# Primal-Dual Pair Feasible solution implies optimal solution

calculuslinear programmingoptimization

Hello I am trying to understand one solution for the following problem:

17.16 Consider the problem
\begin{aligned} \operatorname{minimize} \ & \boldsymbol{c}^{\top} \boldsymbol{x}, \quad \boldsymbol{x} \in \mathbb{R}^{n} \\ \text { subject to } & \boldsymbol{x} \geq \mathbf{0} . \end{aligned}
For this problem we have the following theorem.
Theorem: $$A$$ solution to the foregoing problem exists if and only if $$\boldsymbol{c} \geq \mathbf{0}$$. Moreover, if a solution exists, $$\mathbf{0}$$ is a solution.
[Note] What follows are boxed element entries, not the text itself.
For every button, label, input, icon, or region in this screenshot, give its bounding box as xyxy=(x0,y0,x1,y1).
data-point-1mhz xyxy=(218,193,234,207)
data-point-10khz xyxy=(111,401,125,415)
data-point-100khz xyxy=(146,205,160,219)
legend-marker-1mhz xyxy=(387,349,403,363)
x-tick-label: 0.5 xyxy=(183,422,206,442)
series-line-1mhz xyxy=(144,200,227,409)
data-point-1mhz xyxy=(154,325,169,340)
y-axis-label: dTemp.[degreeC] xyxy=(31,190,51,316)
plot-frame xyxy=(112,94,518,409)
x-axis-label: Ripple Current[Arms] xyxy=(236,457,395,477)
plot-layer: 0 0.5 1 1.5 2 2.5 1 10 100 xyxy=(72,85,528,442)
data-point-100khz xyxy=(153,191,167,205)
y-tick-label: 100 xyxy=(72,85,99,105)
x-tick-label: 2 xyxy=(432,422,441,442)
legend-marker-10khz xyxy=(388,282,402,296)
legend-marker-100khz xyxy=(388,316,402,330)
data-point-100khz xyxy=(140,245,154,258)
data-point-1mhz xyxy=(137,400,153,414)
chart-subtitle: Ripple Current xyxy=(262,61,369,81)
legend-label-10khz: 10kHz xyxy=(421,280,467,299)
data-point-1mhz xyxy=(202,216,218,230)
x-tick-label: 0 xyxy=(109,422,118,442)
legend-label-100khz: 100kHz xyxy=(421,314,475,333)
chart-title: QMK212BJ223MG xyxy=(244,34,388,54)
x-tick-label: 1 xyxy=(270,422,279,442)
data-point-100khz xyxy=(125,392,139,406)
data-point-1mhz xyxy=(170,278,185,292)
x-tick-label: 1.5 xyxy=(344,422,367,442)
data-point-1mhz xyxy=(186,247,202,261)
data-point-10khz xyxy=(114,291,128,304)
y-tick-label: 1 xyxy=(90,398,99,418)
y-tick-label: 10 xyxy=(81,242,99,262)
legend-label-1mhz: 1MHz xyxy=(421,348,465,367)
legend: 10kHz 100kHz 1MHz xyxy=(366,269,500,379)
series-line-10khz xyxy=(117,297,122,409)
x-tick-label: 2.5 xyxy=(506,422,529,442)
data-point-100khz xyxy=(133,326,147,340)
Use the duality theorem to prove this theorem (see also Exercise 22.15).

Solution:

The dual to the above linear program (asymmetric form) is \begin{aligned} \operatorname{maximize} \ & \boldsymbol{\lambda}^{\top} \boldsymbol{0}, \quad\\ \text { subject to } & \boldsymbol{\boldsymbol{\lambda}^{\top}}O \leq \mathbf{\boldsymbol{c}^{\top}} . \end{aligned}
The above dual problem has a feasible solution if and only if $$c ≥ 0$$. Since any feasible solution to the dual is also optimal, the dual has an optimal solution if and only if $$c ≥ 0$$. Therefore, by the duality theorem, the primal problem has a solution if and only if $$c ≥ 0$$.

Where does the statement "Since any feasible solution to the dual is also optimal" come from? Is this from the Complementary Slackness condition because $$Ax =b = 0$$ yields the 2 slackness condition $$0$$ ? or is true in every case?

For this particular dual, the objective function $$\boldsymbol \lambda^{\mathsf T}\boldsymbol 0$$ is the same for every $$\boldsymbol \lambda$$: it is always equal to $$0$$. That's why every feasible $$\boldsymbol \lambda$$ is optimal: no feasible solution to the dual can be better or worse than any other.

In general, the dual linear program is just a linear program like any other, and can have feasible solutions that aren't optimal.